14/11/2025
Parenting hits differently when you start truly understanding your own energetic patterns alongside your child’s.
Fridays are my day off with my son, and I really treasure them. It’s our little pause before he starts school next year, a day where I try to slow down and actually be with him.
I’m a Manifestor.
He’s a Manifesting Generator.
When I started exploring Human Design as part of the business development programme I’m on, one of the first things I did was run our entire family’s charts. I was curious about how our energies interplayed, how our patterns collided, and how much of our day to day dynamic might actually make sense from this perspective.
And honestly, the contrast between our designs is something I feel in my body every single day.
As a Manifestor, I’m wired to follow the spark. When inspiration hits, my mind runs, my energy shifts, and I drift into whatever has lit me up. It’s instinctive, internal, absorbed.
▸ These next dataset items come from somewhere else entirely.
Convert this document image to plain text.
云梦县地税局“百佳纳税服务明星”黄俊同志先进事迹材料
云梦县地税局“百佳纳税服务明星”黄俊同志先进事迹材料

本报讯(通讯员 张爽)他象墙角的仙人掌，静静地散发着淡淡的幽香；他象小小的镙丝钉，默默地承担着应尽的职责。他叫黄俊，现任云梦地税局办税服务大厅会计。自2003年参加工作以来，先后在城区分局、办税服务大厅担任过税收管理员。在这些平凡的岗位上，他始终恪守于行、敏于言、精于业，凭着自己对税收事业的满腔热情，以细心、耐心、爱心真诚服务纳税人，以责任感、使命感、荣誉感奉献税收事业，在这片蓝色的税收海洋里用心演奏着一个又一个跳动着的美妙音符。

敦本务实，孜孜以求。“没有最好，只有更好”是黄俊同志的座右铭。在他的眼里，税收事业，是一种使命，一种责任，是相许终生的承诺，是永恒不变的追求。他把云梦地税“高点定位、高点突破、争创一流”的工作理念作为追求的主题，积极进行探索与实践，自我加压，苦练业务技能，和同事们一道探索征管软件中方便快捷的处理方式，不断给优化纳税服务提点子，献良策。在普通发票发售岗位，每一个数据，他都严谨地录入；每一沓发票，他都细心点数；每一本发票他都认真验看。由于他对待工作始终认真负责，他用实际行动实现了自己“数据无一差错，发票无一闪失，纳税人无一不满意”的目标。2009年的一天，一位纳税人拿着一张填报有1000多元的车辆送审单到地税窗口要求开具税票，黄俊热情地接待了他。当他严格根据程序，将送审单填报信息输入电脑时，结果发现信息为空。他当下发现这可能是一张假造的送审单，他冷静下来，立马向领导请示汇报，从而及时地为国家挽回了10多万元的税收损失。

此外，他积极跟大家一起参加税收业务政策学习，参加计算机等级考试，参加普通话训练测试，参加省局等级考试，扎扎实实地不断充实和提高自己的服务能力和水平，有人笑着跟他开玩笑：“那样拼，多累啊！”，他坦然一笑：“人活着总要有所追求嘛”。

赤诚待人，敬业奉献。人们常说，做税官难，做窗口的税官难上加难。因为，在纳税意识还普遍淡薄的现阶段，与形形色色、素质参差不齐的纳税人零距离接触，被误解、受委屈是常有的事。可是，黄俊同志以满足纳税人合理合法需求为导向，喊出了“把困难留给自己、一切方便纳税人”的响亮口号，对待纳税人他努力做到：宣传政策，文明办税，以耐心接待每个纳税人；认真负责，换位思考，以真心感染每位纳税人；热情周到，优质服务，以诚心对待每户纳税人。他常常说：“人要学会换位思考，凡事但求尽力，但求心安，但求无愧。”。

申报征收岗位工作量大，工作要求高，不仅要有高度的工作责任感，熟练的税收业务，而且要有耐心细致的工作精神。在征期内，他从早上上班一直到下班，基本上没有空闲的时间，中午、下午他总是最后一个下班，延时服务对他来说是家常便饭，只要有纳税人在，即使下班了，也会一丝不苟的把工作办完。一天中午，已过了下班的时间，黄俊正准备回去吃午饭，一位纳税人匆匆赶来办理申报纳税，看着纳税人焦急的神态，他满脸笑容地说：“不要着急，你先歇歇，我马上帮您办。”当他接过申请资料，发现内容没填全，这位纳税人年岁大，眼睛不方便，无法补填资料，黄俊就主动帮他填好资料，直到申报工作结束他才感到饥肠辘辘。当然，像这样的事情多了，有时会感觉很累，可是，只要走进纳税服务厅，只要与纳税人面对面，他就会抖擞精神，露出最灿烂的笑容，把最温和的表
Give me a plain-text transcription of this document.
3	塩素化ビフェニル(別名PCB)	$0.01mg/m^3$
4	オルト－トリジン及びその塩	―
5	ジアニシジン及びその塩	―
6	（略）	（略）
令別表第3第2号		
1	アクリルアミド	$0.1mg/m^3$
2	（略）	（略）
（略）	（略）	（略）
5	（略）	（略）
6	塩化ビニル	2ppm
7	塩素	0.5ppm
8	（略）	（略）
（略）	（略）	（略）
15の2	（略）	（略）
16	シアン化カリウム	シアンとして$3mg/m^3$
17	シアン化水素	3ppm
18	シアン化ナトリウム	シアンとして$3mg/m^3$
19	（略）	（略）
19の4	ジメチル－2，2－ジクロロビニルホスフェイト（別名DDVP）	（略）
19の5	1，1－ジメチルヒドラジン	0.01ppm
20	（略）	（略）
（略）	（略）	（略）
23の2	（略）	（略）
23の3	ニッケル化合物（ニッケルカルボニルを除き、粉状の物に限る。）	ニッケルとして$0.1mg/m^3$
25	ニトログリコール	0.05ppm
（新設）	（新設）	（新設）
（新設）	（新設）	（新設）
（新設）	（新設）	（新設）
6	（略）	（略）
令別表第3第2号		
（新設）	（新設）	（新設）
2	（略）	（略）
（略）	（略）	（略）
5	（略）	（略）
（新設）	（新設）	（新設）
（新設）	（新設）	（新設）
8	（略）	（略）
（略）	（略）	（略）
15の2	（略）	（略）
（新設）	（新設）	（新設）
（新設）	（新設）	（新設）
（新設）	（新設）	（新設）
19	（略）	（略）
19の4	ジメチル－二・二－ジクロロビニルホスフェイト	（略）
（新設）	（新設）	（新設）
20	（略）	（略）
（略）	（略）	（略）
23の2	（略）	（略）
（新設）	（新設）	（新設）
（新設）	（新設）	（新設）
My son’s MG energy is the opposite flavour of intensity. His body is expressive, quick, and responsive. He moves from one interest to the next with momentum that feels almost instinctive. He also has a powerful need for autonomy, and if I’m not fully present with him in the moment he’s in, he’ll disengage completely. What makes it even more interesting is the timing. He’ll get absorbed in something and I can’t move him on, so I step back and follow my own spark for a while. Then suddenly he’s ready to shift, but by that point I’m deep in my own flow and not ready to transition. So we end up missing each other, over and over, especially on days without a clear structure. On days like today, where the plan is fluid, our energies can feel like two trains running on different tracks.
Tomorrow should be easier, because there’s a clear time and place we’re going, so the transition might be bumpy but at least it is predictable. The challenge comes when the environment is unstructured and everything depends on our internal rhythms, because his pace shifts far faster than mine, and he needs the next activity to be something he genuinely wants, not something led by me. And of course he’s four, and I’m forty-four, so his momentum is entirely age-appropriate. It’s just a very intense dance between two strong internal worlds.
Some days, that dance is beautiful.
And some days, it is chaotic.
But here’s the part I’m learning to honour.
None of this is personal.
None of this is misbehaviour.
None of this is a flaw in either of us.
It’s just two different nervous systems trying to co-exist in the same space.
His need for movement is part of who he is.
My need for freedom and creative space is part of who I am.
Understanding that softens everything.
When I bring together what I know from sensory integration, nervous system regulation, my lived experience, and this early exploration of Human Design, it helps me parent with more compassion for both of us.
It helps me see the patterns behind the moments.
It helps me respond instead of react.
And it helps me honour both of our needs without shame.
This blend of sensory insight, regulation science, and compassionate interpretation is the foundation of something I’m slowly developing in my work, something I’m calling the Regulation Blueprint. It’s designed to help families understand how their unique energies interact, where friction points occur, and how to find rhythms that feel safer for everyone involved.
It’s early stages, but it feels deeply aligned with where I'm at as a practitioner and a parent.